The Sukhsar camp consists of the cleaned-up remaining portion of a house. Walls have been smashed in, and portions of the roof are missing, as in all of the Muslim structures in the town. The destruction pattern is common across all the villages in Dahod. In every house the damage means complete destruction. Beside looting anything of value in the house, electrical wiring, meters, switch boards, lights, fans, water pipes, taps, grills windows , doors, and even window and door frames and finally the roof all are missing. Also these houses have been further burnt. Some places even walls have been destroyed using dynamite.

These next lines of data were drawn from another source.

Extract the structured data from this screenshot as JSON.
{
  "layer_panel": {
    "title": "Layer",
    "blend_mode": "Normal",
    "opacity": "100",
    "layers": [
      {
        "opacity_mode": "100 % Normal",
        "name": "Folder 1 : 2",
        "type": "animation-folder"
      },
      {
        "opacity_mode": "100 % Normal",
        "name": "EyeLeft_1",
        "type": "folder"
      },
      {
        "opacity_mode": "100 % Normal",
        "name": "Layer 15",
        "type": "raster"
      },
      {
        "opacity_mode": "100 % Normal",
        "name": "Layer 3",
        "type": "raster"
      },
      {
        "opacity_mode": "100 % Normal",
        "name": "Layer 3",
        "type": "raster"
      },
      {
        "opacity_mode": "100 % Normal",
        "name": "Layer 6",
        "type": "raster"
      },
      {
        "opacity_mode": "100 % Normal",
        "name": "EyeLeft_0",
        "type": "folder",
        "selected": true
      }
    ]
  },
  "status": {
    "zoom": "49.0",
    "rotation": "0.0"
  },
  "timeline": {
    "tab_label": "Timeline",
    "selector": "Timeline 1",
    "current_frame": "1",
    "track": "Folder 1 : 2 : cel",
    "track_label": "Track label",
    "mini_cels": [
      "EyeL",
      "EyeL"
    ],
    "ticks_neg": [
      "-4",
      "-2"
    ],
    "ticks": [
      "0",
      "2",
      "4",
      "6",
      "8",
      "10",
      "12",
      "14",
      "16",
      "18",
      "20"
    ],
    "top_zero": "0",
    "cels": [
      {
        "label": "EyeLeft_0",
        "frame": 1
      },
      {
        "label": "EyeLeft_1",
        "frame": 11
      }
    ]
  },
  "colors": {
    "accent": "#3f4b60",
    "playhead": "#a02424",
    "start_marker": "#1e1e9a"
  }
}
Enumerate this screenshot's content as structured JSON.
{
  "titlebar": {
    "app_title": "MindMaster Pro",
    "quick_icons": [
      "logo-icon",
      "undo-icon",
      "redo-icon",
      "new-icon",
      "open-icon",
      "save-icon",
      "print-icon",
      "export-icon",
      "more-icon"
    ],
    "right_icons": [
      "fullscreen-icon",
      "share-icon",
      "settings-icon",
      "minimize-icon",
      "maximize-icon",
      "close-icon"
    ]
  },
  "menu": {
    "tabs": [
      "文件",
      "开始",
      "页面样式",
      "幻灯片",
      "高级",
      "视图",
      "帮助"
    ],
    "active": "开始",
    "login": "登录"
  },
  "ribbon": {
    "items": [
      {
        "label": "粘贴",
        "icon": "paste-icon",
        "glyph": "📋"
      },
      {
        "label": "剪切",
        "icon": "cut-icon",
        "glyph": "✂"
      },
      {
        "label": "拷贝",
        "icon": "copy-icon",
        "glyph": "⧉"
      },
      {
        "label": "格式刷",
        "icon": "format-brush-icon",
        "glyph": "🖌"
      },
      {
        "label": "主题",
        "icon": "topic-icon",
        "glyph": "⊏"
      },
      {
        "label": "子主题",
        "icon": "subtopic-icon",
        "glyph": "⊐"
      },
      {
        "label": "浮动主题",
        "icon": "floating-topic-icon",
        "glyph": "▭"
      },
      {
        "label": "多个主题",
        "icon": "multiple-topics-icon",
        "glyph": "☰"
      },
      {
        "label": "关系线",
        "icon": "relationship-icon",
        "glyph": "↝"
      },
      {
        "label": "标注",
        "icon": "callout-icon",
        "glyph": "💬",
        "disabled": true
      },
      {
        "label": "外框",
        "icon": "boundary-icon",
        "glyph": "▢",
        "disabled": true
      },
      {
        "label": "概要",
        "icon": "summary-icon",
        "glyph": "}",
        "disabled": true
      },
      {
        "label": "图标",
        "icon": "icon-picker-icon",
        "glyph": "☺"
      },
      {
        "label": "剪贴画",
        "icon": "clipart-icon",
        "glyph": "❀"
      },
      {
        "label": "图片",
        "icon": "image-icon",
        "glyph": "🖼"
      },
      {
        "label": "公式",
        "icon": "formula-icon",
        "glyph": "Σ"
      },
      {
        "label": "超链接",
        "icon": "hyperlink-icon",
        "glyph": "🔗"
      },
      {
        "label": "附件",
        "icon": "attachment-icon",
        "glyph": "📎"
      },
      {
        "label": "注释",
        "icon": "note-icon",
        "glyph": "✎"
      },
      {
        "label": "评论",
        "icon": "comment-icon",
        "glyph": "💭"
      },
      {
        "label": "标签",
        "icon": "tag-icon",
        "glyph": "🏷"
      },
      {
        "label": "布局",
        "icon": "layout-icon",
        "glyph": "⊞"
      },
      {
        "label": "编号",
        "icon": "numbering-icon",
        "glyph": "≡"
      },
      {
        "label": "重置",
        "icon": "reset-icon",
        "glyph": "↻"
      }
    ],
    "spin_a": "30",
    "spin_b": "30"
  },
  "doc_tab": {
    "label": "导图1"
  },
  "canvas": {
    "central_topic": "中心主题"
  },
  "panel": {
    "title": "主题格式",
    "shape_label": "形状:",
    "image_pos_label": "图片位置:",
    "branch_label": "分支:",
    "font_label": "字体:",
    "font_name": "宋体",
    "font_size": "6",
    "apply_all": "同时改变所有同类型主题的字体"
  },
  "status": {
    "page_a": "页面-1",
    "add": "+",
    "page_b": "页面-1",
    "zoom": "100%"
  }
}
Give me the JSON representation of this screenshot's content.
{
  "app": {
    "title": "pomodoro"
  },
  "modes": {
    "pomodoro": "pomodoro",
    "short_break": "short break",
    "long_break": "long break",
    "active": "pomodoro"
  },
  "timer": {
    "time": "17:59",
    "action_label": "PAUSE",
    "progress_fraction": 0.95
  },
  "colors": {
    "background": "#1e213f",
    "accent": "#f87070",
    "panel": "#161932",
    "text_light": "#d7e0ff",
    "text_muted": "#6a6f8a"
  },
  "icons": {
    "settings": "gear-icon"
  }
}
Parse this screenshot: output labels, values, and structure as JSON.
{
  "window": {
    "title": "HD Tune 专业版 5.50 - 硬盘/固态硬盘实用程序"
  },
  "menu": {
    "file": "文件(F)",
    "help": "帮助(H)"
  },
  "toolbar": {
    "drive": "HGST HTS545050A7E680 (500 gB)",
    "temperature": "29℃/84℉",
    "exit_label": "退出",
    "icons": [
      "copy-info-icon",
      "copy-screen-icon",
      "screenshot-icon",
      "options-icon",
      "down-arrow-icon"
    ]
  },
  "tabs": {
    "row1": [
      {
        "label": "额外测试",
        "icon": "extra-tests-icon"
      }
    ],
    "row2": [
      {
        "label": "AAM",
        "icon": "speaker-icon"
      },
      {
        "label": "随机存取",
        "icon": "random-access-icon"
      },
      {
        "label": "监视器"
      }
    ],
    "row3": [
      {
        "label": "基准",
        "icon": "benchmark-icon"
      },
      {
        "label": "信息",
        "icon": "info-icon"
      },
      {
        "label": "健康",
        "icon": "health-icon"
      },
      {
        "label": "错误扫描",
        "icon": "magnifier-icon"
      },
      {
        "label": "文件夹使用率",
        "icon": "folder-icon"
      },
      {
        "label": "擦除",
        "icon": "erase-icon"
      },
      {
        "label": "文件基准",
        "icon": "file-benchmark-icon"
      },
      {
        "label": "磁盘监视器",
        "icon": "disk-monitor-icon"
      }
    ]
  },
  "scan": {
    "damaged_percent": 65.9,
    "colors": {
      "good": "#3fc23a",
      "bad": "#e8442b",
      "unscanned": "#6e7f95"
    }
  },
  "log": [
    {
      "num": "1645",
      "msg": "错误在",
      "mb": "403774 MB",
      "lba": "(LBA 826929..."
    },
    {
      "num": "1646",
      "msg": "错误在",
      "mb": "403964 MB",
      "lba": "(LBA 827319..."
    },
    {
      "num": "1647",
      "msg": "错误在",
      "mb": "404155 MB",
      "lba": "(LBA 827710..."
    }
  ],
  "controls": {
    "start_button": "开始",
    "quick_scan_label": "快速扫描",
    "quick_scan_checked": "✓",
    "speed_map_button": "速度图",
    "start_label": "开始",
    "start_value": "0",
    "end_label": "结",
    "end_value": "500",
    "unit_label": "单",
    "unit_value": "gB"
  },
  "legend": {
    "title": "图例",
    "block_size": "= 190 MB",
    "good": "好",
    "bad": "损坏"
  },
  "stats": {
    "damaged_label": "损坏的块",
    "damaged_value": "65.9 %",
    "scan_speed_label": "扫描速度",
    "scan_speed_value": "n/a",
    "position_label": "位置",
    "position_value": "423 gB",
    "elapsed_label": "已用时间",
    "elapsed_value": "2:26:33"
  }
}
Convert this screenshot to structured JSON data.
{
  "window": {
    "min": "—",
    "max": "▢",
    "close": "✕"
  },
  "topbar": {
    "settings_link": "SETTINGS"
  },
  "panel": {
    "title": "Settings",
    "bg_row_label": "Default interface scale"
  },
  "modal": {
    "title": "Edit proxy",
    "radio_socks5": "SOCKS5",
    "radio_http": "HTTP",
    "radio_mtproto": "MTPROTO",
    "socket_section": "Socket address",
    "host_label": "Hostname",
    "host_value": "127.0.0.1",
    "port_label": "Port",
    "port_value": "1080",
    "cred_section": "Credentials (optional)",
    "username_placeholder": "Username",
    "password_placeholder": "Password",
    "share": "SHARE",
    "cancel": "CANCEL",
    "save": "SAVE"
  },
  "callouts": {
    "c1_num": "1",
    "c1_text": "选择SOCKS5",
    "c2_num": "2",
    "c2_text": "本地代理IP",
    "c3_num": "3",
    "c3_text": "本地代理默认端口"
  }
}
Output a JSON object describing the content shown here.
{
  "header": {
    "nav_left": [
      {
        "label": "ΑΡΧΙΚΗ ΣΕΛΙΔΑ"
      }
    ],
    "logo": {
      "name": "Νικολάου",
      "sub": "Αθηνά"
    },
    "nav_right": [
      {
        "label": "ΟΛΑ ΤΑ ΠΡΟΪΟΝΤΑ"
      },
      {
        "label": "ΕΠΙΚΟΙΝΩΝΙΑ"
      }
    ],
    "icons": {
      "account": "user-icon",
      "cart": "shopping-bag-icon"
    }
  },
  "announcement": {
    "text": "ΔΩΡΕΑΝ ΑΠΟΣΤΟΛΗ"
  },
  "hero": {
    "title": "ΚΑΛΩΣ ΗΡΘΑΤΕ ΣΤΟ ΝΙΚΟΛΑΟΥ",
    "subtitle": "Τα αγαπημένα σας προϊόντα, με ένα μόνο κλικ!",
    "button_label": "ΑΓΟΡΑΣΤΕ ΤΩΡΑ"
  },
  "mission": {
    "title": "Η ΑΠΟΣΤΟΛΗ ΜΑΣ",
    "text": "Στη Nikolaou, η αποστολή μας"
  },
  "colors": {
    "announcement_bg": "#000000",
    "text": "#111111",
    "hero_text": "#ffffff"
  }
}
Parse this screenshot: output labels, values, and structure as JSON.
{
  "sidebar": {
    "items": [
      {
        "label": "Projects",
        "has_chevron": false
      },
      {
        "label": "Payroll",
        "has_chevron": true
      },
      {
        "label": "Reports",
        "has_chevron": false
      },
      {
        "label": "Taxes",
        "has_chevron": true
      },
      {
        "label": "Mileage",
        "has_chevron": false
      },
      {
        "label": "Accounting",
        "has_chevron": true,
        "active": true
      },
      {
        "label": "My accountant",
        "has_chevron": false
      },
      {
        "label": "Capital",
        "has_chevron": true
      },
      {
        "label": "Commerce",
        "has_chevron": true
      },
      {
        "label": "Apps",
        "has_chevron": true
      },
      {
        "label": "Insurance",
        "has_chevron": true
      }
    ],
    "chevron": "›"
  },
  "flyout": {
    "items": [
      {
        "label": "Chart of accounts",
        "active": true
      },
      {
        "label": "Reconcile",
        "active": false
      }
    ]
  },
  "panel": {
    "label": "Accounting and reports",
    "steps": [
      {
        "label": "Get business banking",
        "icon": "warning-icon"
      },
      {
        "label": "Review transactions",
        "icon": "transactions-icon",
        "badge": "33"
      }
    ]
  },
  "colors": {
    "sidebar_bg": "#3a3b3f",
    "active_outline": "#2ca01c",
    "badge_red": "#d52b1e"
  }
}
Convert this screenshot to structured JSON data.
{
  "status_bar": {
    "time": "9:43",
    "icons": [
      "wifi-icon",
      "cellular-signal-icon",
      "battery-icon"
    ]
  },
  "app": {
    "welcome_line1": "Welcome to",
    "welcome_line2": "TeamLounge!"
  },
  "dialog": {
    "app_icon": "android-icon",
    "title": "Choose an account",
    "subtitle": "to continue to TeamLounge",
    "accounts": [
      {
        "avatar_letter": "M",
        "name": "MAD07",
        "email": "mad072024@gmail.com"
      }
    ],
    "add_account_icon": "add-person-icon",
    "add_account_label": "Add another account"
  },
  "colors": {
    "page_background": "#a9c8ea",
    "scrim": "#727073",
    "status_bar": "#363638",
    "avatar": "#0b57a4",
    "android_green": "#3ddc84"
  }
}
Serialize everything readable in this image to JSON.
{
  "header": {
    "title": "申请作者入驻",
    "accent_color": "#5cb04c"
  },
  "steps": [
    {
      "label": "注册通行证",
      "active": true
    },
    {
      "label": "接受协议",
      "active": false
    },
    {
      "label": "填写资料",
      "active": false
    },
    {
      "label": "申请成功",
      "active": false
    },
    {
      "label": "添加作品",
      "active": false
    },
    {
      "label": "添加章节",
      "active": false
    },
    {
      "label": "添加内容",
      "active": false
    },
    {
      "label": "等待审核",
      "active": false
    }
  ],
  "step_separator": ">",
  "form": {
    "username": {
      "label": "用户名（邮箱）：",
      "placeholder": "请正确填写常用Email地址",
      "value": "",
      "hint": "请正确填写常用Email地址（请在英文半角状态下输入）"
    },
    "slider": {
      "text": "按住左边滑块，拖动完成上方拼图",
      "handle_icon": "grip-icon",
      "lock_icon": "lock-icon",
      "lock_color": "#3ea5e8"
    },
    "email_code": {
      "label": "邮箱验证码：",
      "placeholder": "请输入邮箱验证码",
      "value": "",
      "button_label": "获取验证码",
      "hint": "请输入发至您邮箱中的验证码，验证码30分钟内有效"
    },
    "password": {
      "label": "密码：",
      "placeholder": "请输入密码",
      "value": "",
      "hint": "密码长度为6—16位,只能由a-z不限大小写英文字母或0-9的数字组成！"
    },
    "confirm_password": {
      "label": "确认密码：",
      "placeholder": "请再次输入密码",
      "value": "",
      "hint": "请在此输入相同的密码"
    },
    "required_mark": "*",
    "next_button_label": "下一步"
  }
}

All members of the Muslim community are staying in the camp. In the first week of May, approximately 350 people were staying in the camp itself. Others were with relatives, or in camps in other parts of Dahod. From the 6th to 16th of April, people came at night and fired guns into the air near the relief camp. On the 16th of April, after people in the camp had eaten their evening meal, Hindus began throwing stones at people in the camp. Some people came in a Maruti van, stopped next to the SRP, the police camp set up outside the relief camp, and fired 8-10 rounds inside the camp. Three boys from the camp were injured in this incident. Again, police were witness to this, but did nothing to prevent or stop it from happening.

This news was sent to the collector of Dahod, the D.S.P. of Dahod and to the Mamlatdaar of Fatehpura. The D.S.P. and the Mamlatdaar arrived at the scene at night and sent the injured people immediately for the treatment. Next day at 10 am in the morning, an F.I.R. was lodged about the incident.

The Muslim community in Sukhsar is too frightened even to name the people who led the violence. They know the names, but have not given them names in the FIRs due to fear of further violence. People are aware, however, that amongst the people leading the violent mobs were a well known doctor, who had been practicing medicine in the village, and at least three other Hindu men of good standing in the village, all owning allegiance to the VHP and Bajrang Dal. All the property looted could be found in Sukhsar itself, besides in the villages of Sagada Pada, Ingala, Margala, and Natwa (all in the periphery of 3-4 kms from Sukhsar.)

In addition to their demand for fair remuneration for their property, and justice for all who were injured, raped, and murdered in their community, people in Sukhsar are demanding international pressure "so that others can hear our voices."